よく指摘されるのが『旧約聖書出エジプト記』が旅行の棚にあるなど、その分類があたかもタイトルを頼りに振り分けているとしかみられない点だ。さらに、そう訝るのにも理由がある。パートナー企業であるTRCにすら、その分類方法は「企業秘密」として公開していないからだ。入荷・返却された本をどこに置くか、スタッフが図書を配架する際にも元の場所がわからないという混乱もあった。従来の図書館のNDC分類が完璧とはいえないものの、「ライフスタイル分類」への疑問は付きまとう。
「これまでの図書館の価値観を否定して、CCCによる新しい図書館の価値観を示すのが彼らのスタンスだったはず。とすれば、これまでの図書館を支えてきたTRCを見下そうとしていたのはわかる。書店業界においても、当初は雑誌売り場としかみられていなかったCCCが運営するTSUTAYA(ツタヤ)が書籍も売っていこうと書店化に取り組んだときも、これまでの書店のやり方に否定的でした。20年前は再販問題との絡みでタブーだった『ポイントサービス』や『古本販売』にいち早く取り組んだのもツタヤでした」(出版業界関係者)
■一転、和解へ
こうしたTRC・石井社長の怒りがついに噴火したのが、10月26日付業界紙「文化通信」の記事だった。この報道を皮切りに、一般紙やネットメディアがこぞってこの問題を取り上げた。10月28日には日本経済新聞がいち早く、海老名市立図書館における「共同企業体の解消はなくなった」と報じ、10月30日の和解会見へとつながっていく。

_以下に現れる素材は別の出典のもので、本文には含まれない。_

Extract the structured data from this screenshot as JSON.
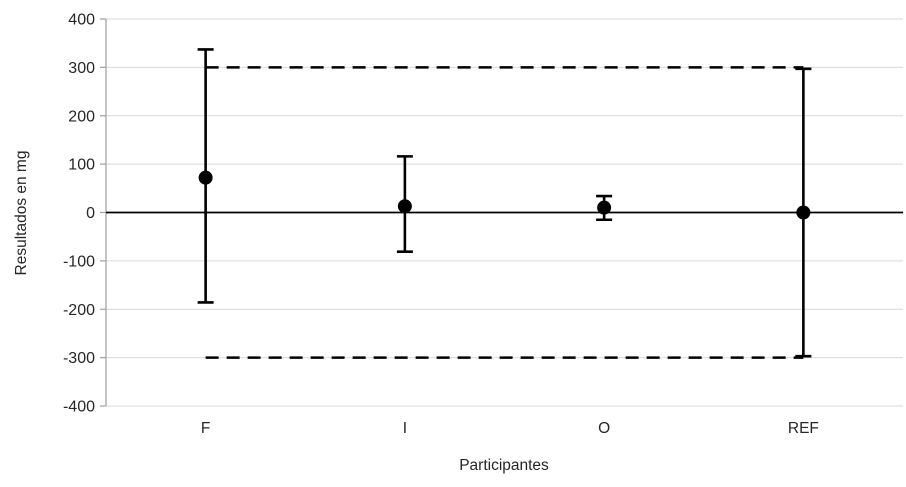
{
  "chart_data": {
    "type": "scatter",
    "subtype": "points-with-error-bars",
    "title": "",
    "xlabel": "Participantes",
    "ylabel": "Resultados en mg",
    "categories": [
      "F",
      "I",
      "O",
      "REF"
    ],
    "points": [
      {
        "category": "F",
        "value": 72,
        "upper": 337,
        "lower": -186
      },
      {
        "category": "I",
        "value": 13,
        "upper": 116,
        "lower": -81
      },
      {
        "category": "O",
        "value": 10,
        "upper": 34,
        "lower": -15
      },
      {
        "category": "REF",
        "value": 0,
        "upper": 297,
        "lower": -297
      }
    ],
    "reference_lines": [
      {
        "value": 300,
        "style": "dashed"
      },
      {
        "value": -300,
        "style": "dashed"
      }
    ],
    "ylim": [
      -400,
      400
    ],
    "yticks": [
      400,
      300,
      200,
      100,
      0,
      -100,
      -200,
      -300,
      -400
    ],
    "zero_line": true,
    "grid": true,
    "legend": "none",
    "colors": {
      "marker": "#000000",
      "error_bar": "#000000",
      "reference_line": "#000000",
      "zero_line": "#000000",
      "grid": "#d9d9d9",
      "axis": "#a6a6a6",
      "text": "#262626",
      "background": "#ffffff"
    }
  }
}
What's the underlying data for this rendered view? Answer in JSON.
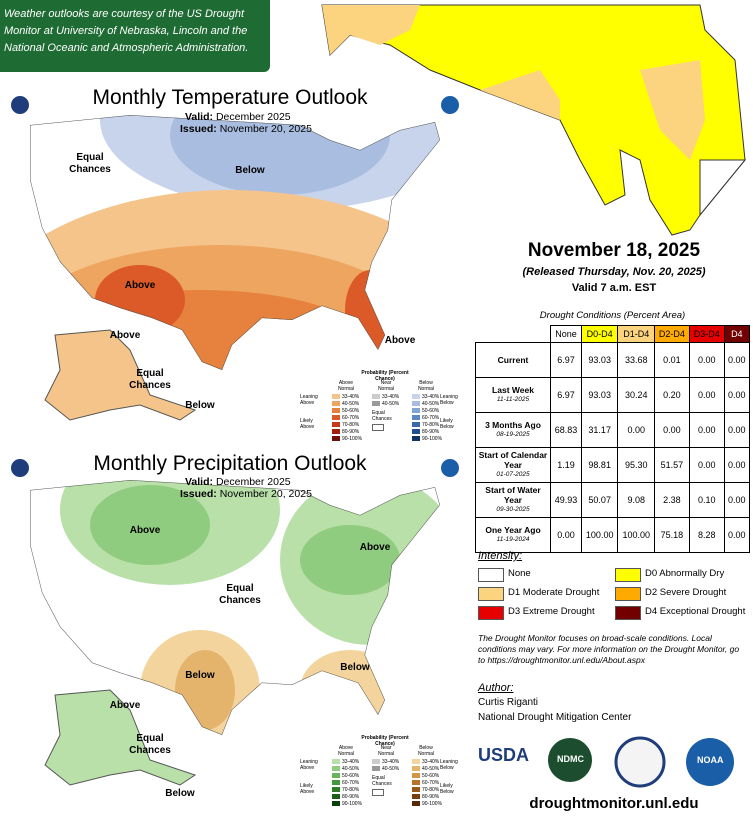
{
  "banner": "Weather outlooks are courtesy of the US Drought Monitor at University of Nebraska, Lincoln and the National Oceanic and Atmospheric Administration.",
  "outlook_legend": {
    "title": "Probability (Percent Chance)",
    "columns": [
      "Above Normal",
      "Near Normal",
      "Below Normal"
    ],
    "above_ranges": [
      "33-40%",
      "40-50%",
      "50-60%",
      "60-70%",
      "70-80%",
      "80-90%",
      "90-100%"
    ],
    "near_ranges": [
      "33-40%",
      "40-50%"
    ],
    "below_ranges": [
      "33-40%",
      "40-50%",
      "50-60%",
      "60-70%",
      "70-80%",
      "80-90%",
      "90-100%"
    ],
    "equal": "Equal Chances",
    "leaning_above": "Leaning Above",
    "likely_above": "Likely Above",
    "leaning_below": "Leaning Below",
    "likely_below": "Likely Below"
  },
  "temperature": {
    "title": "Monthly Temperature Outlook",
    "valid_label": "Valid:",
    "valid": "December 2025",
    "issued_label": "Issued:",
    "issued": "November 20, 2025",
    "labels": [
      "Equal Chances",
      "Below",
      "Above",
      "Above",
      "Equal Chances",
      "Above",
      "Below"
    ],
    "legend_colors": {
      "above": [
        "#f4c48a",
        "#eea560",
        "#e6823d",
        "#dc5a28",
        "#c8391a",
        "#a02010",
        "#701008"
      ],
      "near": [
        "#cccccc",
        "#999999"
      ],
      "below": [
        "#c8d4ec",
        "#a8bde0",
        "#84a4d4",
        "#5c88c4",
        "#3a6aae",
        "#22508e",
        "#103466"
      ]
    }
  },
  "precipitation": {
    "title": "Monthly Precipitation Outlook",
    "valid_label": "Valid:",
    "valid": "December 2025",
    "issued_label": "Issued:",
    "issued": "November 20, 2025",
    "labels": [
      "Above",
      "Above",
      "Equal Chances",
      "Below",
      "Below",
      "Above",
      "Equal Chances",
      "Below"
    ],
    "legend_colors": {
      "above": [
        "#b8e0a8",
        "#90cc80",
        "#68b45c",
        "#46983e",
        "#2e7a28",
        "#1c5e18",
        "#0c400a"
      ],
      "near": [
        "#cccccc",
        "#999999"
      ],
      "below": [
        "#f2d49c",
        "#e4b46c",
        "#d49444",
        "#b87428",
        "#985818",
        "#783e0c",
        "#582806"
      ]
    }
  },
  "drought": {
    "date": "November 18, 2025",
    "released": "(Released Thursday, Nov. 20, 2025)",
    "valid": "Valid 7 a.m. EST",
    "table_title": "Drought Conditions (Percent Area)",
    "headers": [
      "None",
      "D0-D4",
      "D1-D4",
      "D2-D4",
      "D3-D4",
      "D4"
    ],
    "rows": [
      {
        "label": "Current",
        "values": [
          "6.97",
          "93.03",
          "33.68",
          "0.01",
          "0.00",
          "0.00"
        ]
      },
      {
        "label": "Last Week",
        "date": "11-11-2025",
        "values": [
          "6.97",
          "93.03",
          "30.24",
          "0.20",
          "0.00",
          "0.00"
        ]
      },
      {
        "label": "3 Months Ago",
        "date": "08-19-2025",
        "values": [
          "68.83",
          "31.17",
          "0.00",
          "0.00",
          "0.00",
          "0.00"
        ]
      },
      {
        "label": "Start of Calendar Year",
        "date": "01-07-2025",
        "values": [
          "1.19",
          "98.81",
          "95.30",
          "51.57",
          "0.00",
          "0.00"
        ]
      },
      {
        "label": "Start of Water Year",
        "date": "09-30-2025",
        "values": [
          "49.93",
          "50.07",
          "9.08",
          "2.38",
          "0.10",
          "0.00"
        ]
      },
      {
        "label": "One Year Ago",
        "date": "11-19-2024",
        "values": [
          "0.00",
          "100.00",
          "100.00",
          "75.18",
          "8.28",
          "0.00"
        ]
      }
    ],
    "intensity_title": "Intensity:",
    "intensity": [
      {
        "label": "None",
        "color": "#ffffff"
      },
      {
        "label": "D0 Abnormally Dry",
        "color": "#ffff00"
      },
      {
        "label": "D1 Moderate Drought",
        "color": "#fcd37f"
      },
      {
        "label": "D2 Severe Drought",
        "color": "#ffaa00"
      },
      {
        "label": "D3 Extreme Drought",
        "color": "#e60000"
      },
      {
        "label": "D4 Exceptional Drought",
        "color": "#730000"
      }
    ],
    "note": "The Drought Monitor focuses on broad-scale conditions. Local conditions may vary. For more information on the Drought Monitor, go to https://droughtmonitor.unl.edu/About.aspx",
    "author_label": "Author:",
    "author": "Curtis Riganti",
    "organization": "National Drought Mitigation Center",
    "logos": [
      "USDA",
      "NDMC",
      "NOAA"
    ],
    "url": "droughtmonitor.unl.edu"
  }
}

その後、CCCとTRCの問題はあっという間に収束したのだが、図書館関係者は語る。
「実は11月15日(8日告示)に海老名市長選が行われる。内野市長は4選出馬を表明していた。10月1日の海老名市立図書館のリニューアルオープン、29日のららぽーと海老名のグランドオープンと2つの施設の成功を手土産に、再選を果たそうと計算していたのではないかとみられています。ららぽーと海老名は大盛況だったが、海老名市立図書館で味噌を付けられた。CCC とTRCの不和を放置していては、指定管理を進める市長にも逆風となる。そこで、早急な手打ちを両社に迫ったのでしょう。TRCは指定管理業者として多くの自治体と取引関係にあるため、海老名市とケンカをしてまで契約を破棄するような無茶はできない。結局は27日、28日と2日にわたって市と両社の3者で話し合い、市長が両社を説き伏せたようです」
今回の一件が、広がりつつある自治体による公共施設の民間業者委託の動きに一石を投じたのは間違いないだろう。